La mobilisation s'est organisée après la décision du gouvernement de Benjamin Netanyahu, il y a un peu plus d'une semaine, de lancer une nouvelle offensive contre le Hamas dans le territoire palestinien, et de s'emparer de la ville de Gaza et des camps voisins.

Ce plan de prise de contrôle des zones les plus peuplées de Gaza, alors que les agences humanitaires et l'ONU mettent en garde contre une famine imminente dans le territoire, a suscité la réprobation internationale. En Israël même, elle a encore accru le sentiment d'urgence pour ceux qui exigent la fin de la guerre en échange d'un accord négocié pour libérer tous les otages.

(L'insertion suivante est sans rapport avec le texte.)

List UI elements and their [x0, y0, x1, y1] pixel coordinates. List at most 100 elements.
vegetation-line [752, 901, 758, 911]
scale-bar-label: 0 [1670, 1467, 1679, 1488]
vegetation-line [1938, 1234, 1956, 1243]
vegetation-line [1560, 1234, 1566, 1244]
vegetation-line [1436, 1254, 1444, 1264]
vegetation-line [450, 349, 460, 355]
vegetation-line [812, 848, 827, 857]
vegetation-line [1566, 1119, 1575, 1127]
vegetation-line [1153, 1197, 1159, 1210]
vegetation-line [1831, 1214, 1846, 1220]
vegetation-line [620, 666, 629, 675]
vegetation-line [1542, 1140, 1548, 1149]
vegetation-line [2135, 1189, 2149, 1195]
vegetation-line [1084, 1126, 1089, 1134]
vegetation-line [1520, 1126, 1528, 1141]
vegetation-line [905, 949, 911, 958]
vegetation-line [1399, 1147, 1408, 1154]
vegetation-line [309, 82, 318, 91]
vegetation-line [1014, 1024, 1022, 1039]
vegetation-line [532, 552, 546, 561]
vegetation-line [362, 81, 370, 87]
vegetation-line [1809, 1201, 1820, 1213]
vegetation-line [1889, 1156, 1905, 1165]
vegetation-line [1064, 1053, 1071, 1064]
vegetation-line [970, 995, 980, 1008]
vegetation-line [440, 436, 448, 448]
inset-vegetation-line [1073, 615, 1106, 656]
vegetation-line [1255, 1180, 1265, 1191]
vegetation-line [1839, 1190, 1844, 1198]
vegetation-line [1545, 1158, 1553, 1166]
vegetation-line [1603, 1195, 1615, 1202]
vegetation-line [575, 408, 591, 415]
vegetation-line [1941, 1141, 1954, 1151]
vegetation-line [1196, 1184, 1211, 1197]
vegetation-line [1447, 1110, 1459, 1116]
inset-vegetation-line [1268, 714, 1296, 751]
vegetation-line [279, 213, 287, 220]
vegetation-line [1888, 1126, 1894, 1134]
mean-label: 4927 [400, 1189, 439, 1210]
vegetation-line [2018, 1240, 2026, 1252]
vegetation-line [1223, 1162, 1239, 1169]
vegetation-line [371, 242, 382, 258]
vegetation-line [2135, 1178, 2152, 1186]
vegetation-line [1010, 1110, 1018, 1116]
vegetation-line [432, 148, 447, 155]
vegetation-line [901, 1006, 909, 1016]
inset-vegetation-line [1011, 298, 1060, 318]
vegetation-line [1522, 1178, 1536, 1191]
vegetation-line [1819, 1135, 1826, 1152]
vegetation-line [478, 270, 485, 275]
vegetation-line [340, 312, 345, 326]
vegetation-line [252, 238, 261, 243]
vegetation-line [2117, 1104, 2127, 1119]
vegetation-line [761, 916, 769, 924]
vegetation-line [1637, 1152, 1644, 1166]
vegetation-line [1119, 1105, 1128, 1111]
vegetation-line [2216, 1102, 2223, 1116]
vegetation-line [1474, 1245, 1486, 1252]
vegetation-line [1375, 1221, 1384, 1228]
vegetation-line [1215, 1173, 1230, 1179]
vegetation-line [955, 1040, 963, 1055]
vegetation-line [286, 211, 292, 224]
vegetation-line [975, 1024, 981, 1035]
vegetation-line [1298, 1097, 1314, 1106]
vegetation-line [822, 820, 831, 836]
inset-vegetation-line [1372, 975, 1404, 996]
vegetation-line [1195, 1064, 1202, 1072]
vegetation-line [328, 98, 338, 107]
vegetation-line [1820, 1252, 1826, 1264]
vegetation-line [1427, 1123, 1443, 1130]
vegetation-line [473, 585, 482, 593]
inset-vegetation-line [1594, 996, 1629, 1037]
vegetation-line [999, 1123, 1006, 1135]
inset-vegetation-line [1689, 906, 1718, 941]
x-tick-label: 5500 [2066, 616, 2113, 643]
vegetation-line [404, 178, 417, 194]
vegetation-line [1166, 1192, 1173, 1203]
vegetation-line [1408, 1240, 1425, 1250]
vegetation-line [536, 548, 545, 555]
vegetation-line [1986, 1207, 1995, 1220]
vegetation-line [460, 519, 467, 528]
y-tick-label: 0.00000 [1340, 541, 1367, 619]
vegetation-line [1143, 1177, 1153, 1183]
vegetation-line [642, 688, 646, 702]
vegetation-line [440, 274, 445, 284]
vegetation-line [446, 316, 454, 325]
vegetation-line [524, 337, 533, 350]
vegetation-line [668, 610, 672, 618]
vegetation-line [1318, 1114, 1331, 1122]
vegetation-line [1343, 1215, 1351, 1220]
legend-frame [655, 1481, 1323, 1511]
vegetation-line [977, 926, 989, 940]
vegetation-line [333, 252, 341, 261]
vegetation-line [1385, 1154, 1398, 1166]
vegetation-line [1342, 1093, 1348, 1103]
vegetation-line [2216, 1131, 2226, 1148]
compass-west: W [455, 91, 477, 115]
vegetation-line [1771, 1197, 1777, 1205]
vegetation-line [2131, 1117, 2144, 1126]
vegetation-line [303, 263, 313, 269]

500.000 participants selon les organisateurs
Au total, 500.000 personnes se sont rassemblées dans les rues de Tel-Aviv, selon le décompte des organisateurs. Au-delà du sort des 49 otages toujours retenus à Gaza - dont 27 déclarés morts par l'armée israélienne - d'autres inquiétudes remontent. "Le pays tout entier se déchire, notre image dans le monde a complètement changé, elle est pire que jamais, et ça suffit", s'émeut Nick, un travailleur de la tech de 31 ans, auprès de l'AFP.
Certains s'inquiètent encore du sort de leurs propres enfants enrôlés dans l'armée israélienne, et redoutent qu'ils soient bientôt rappelés pour combattre. "Nous espérons et prions pour que notre gouvernement nous entende et nous écoute", déclare Ella Kaufman qui se dit "inquiète", ses deux fils servant comme officiers.
"Comme Israéliens, nous faisons tout pour servir et nous sacrifier pour notre pays, tant que le gouvernement est au service des citoyens. Ces derniers mois, nous avons perdu ce lien et cette confiance dans notre gouvernement qui semble surtout suivre ses propres motivations politiques", estime-t-elle.
Au milieu de cette foule, d'autres habitants de Tel-Aviv soutiennent toutefois le gouvernement en des temps aussi sensibles. "Pourquoi les gens manifestent-ils? Personne ne sait où sont les otages. Donc ne manifestez pas contre Netanyahu. Mais pour soutenir les otages", interpelle Patrick Menache, un investisseur immobilier de 69 ans.
"Tout le monde est fatigué, les otages sont fatigués, les familles sont fatiguées, les Palestiniens sont fatigués (...) Cela doit se terminer. Mais la fin de cette guerre est d'abord entre les mains du Hamas", affirme-t-il à l'AFP avant de conclure "Netanyahu doit terminer la guerre", "et ensuite il devra partir, ça c'est certain".